Kritik zu Geniale Göttin – Die Geschichte von Hedy Lamarr

© NFP

2017
Original-Titel: 
Bombshell: The Hedy Lamarr Story
Filmstart in Deutschland: 
16.08.2018
V: 
L: 
90 Min
FSK: 
keine Beschränkung

In den 1930er Jahren galt sie als Sexgöttin, in der Zukunft aber wird man sie vor allem als Erfinderin der Vorläufertechnik zu Bluetooth kennen: die Österreicherin Hedy Kiesler, die als Hedy Lamarr Hollywood-Karriere machte

Bewertung: 4
Leserbewertung
0
Noch keine Bewertungen vorhanden

Ihre 1967 veröffentlichte Autobiografie trug den Titel »Ekstase und ich« und zementierte noch einmal das Bild von ihr als Sexgöttin (auch wenn sie schon damals verkündete, das Buch nur wegen des Geldes gemacht zu haben und sich unzufrieden mit der Arbeit des Ghostwriters zeigte). Zugegeben, mit dem 1933 unter der Regie von Gustav Machaty gedrehten Film Ekstase hatte Hedy Lamarr Filmgeschichte geschrieben, nämlich mit einer kurzen Nacktszene und mit der Simulation eines Orgasmus. Verglichen mit Stars wie Jean Harlow oder Joan Crawford ist ihr Name heute weitgehend aus dem öffentlichen Bewusstsein verschwunden, weiß aber immer noch zu faszinieren. Davon legen eine Reihe von Biografien und Monografien Zeugnis ab. Erst im vergangenen Jahr erlebte ein Theaterstück von Peter Turrini seine Premiere und auch der jetzt in die deutschen Kinos kommende Dokumentarfilm von Alexandra Dean hat mit den Arbeiten von Georg Misch (2004) und Fosco & Donatello Dubini (2006) zwei Vorläufer.
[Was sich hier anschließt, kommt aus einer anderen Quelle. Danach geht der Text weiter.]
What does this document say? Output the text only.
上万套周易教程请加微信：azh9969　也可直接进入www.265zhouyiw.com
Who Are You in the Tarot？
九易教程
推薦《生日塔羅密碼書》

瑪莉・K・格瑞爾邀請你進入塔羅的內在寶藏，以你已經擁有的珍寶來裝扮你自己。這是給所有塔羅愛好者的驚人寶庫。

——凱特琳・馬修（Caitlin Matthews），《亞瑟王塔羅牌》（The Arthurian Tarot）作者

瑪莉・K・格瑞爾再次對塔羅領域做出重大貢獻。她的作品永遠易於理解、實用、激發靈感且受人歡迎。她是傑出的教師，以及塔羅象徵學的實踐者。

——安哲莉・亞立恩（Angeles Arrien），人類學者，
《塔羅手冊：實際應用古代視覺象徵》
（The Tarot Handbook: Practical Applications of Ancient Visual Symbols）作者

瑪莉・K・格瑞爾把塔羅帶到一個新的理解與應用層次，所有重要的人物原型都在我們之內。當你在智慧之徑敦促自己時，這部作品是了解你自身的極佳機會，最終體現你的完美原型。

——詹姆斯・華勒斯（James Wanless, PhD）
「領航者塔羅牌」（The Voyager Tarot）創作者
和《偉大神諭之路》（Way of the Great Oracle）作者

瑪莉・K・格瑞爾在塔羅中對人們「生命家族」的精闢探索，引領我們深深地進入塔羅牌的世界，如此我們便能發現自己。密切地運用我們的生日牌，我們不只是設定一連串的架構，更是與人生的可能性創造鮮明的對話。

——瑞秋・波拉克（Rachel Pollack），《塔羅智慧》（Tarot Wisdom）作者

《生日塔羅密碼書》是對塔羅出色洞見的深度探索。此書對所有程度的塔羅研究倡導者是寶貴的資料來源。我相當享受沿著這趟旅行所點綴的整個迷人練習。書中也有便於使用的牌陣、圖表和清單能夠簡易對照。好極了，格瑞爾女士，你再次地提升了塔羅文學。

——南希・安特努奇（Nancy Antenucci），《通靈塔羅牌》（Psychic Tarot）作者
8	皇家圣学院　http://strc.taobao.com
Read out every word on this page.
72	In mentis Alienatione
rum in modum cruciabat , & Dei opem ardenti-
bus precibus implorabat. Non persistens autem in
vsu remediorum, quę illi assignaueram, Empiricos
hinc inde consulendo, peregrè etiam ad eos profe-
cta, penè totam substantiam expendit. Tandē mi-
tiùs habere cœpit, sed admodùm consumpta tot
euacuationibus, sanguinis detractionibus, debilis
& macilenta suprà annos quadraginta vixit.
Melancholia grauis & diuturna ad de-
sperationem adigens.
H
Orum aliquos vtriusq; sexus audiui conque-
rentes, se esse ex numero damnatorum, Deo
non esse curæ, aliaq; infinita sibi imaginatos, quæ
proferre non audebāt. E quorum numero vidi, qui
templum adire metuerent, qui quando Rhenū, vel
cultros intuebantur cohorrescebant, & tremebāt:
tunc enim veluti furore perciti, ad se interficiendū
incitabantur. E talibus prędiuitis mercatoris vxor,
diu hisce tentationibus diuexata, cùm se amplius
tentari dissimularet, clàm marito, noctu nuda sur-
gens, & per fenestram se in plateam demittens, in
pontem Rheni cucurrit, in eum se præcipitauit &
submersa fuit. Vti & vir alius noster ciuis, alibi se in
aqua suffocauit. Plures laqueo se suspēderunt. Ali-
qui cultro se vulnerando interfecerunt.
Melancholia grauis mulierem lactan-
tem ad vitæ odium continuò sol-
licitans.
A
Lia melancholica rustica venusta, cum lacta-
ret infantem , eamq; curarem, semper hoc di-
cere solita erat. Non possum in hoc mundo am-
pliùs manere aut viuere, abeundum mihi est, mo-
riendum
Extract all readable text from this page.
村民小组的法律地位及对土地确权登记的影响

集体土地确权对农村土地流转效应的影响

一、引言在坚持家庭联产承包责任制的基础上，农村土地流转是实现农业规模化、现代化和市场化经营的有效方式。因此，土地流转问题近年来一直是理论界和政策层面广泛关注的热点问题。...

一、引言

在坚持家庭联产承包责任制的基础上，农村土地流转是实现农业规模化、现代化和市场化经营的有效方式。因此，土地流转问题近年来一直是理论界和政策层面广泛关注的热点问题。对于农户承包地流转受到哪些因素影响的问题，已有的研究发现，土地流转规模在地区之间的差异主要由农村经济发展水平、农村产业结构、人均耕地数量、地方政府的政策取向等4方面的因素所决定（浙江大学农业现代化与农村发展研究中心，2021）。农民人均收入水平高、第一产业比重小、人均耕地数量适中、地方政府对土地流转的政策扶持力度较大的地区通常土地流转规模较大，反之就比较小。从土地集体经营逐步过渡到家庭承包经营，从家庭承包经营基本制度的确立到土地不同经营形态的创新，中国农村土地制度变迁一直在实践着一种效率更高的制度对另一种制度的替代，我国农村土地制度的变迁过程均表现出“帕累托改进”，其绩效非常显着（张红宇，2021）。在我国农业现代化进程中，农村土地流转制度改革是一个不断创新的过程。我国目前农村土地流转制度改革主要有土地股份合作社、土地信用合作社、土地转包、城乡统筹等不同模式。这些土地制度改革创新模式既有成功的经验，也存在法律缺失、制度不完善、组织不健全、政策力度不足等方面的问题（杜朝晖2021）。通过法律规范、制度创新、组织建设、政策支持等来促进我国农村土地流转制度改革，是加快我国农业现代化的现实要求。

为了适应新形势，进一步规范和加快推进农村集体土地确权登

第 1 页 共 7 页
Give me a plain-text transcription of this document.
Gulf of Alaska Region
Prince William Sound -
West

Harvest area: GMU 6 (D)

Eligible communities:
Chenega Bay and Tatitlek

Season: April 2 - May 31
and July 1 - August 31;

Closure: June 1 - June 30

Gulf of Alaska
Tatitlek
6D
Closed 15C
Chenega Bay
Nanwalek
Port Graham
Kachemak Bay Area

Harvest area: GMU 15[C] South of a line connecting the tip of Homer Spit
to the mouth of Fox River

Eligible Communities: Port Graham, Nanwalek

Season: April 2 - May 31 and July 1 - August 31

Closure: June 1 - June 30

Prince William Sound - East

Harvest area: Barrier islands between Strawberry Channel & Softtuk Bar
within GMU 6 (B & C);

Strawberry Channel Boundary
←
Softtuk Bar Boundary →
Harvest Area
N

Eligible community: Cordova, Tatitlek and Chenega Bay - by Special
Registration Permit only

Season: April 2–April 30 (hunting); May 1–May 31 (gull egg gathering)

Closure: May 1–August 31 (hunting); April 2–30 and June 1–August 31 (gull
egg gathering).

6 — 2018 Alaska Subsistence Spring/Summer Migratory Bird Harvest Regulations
Dean stellt ihrem Film ein Zitat von Hedy Lamarr selber voran: »Any girl can be glamorous. All you have to do is stand still and look stupid.« Dass sie mehr zu bieten hatte, belegt dieser Film, der immer wieder zurückkommt auf die Tatsache, dass Lamarr ein großes technisches Wissen hatte und gemeinsam mit dem Avantgarde-Komponisten George Antheil Anfang der 40er Jahre mit einer Erfindung ihren Beitrag zum Kampf gegen das faschistische Deutschland leistete: Das Frequenzsprungverfahren ermöglichte es, durch wechselnde Funkfrequenzen die Fernsteuerung von Torpedos so zu verschlüsseln, dass der Feind sie nicht knacken konnte. Unklar ist, ob das Militär sie damals gleich eingesetzt hat oder aber erst später (und damit Lamarrs Anspruch auf eine finanzielle Vergütung abschmettern konnte, nachdem sie versäumt hatte, das Patent zu verlängern), Tatsache ist, dass diese technische Innovation für eine Reihe heutiger Technologien genutzt wird (weshalb die von ihrem Sohn Anthony Loder verfasste Biografie in der erweiterten Neuausgabe in »Mrs. Bluetooth« umgetitelt wurde).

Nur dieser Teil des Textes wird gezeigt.